La Iglesia se siente hoy más fuerte que la que salió renovada del Concilio, sencillamente porque es más conservadora, y quien se limita a no cambiar lo ya conquistado aparece siempre más fuerte que el que se esfuerza por buscar caminos nuevos, ya que mientras el primero tiene la impresión de estar siempre en la verdad, el segundo tiene que aceptar el riesgo y el temblor de poder equivocarse.

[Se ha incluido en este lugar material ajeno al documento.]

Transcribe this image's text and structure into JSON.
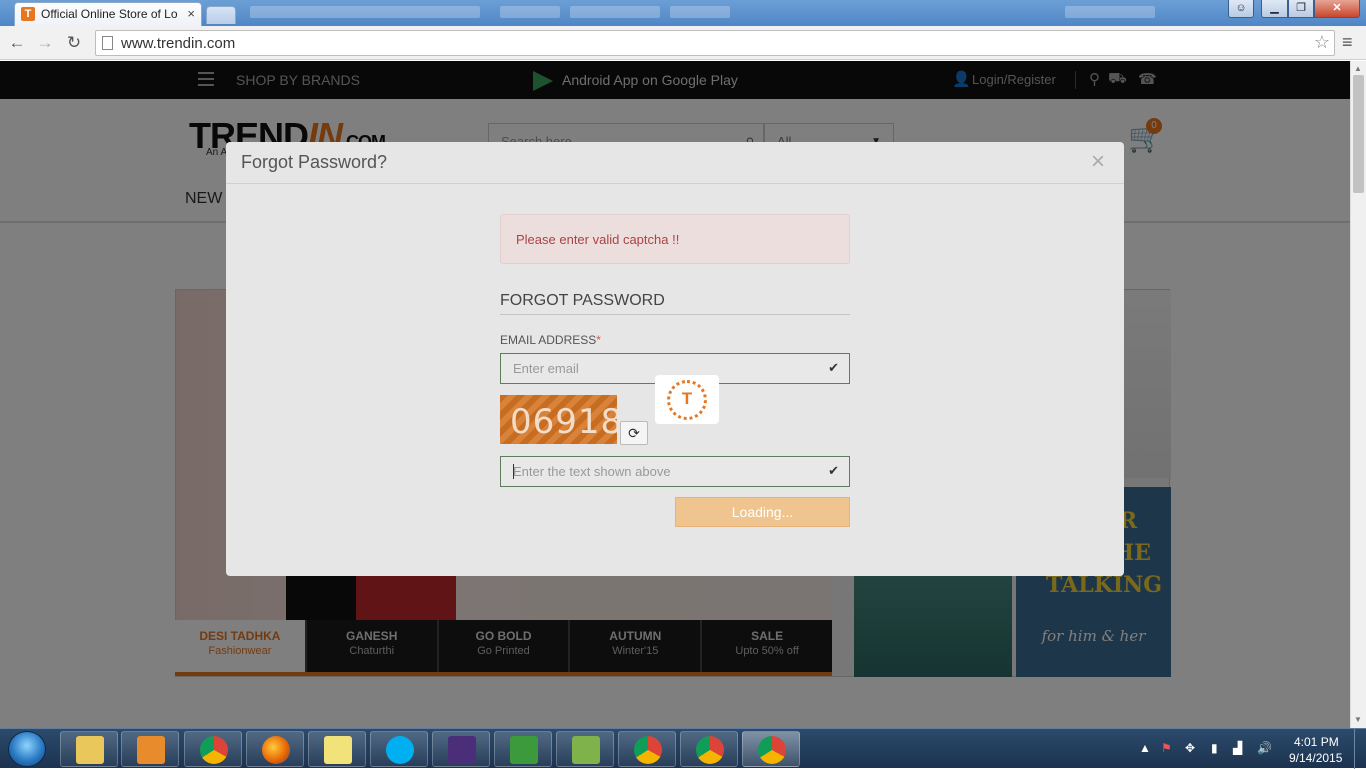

En esta línea, aun los pequeños gestos que a veces pueden aparecer en el horizonte del pontificado de Wojtyla como innovadores o arriesgados acaban siendo recibidos con recelo. "Es como si un tacaño de toda la vida", me decía el otro día un amigo, "se descuelga una mañana con un gesto de generosidad. Todos se preguntarían con recelo con qué intención lo había hecho". Quien escupe en dirección contraria al viento acaba recibiendo, me decía un editor días atrás, la saliva en la cara. Ir contra el sentido de la marcha de la historia puede dar tranquilidad, pero difícilmente será una operación liberadora del hombre. El Concilio Vaticano II introdujo el concepto revolucionario de que a Dios los cristianos deben saber descubrirlo "en los signos de los tiempos". Negar estos signos u oponerse a ellos es desde entonces puro y simple ateísmo. Es miedo de Dios.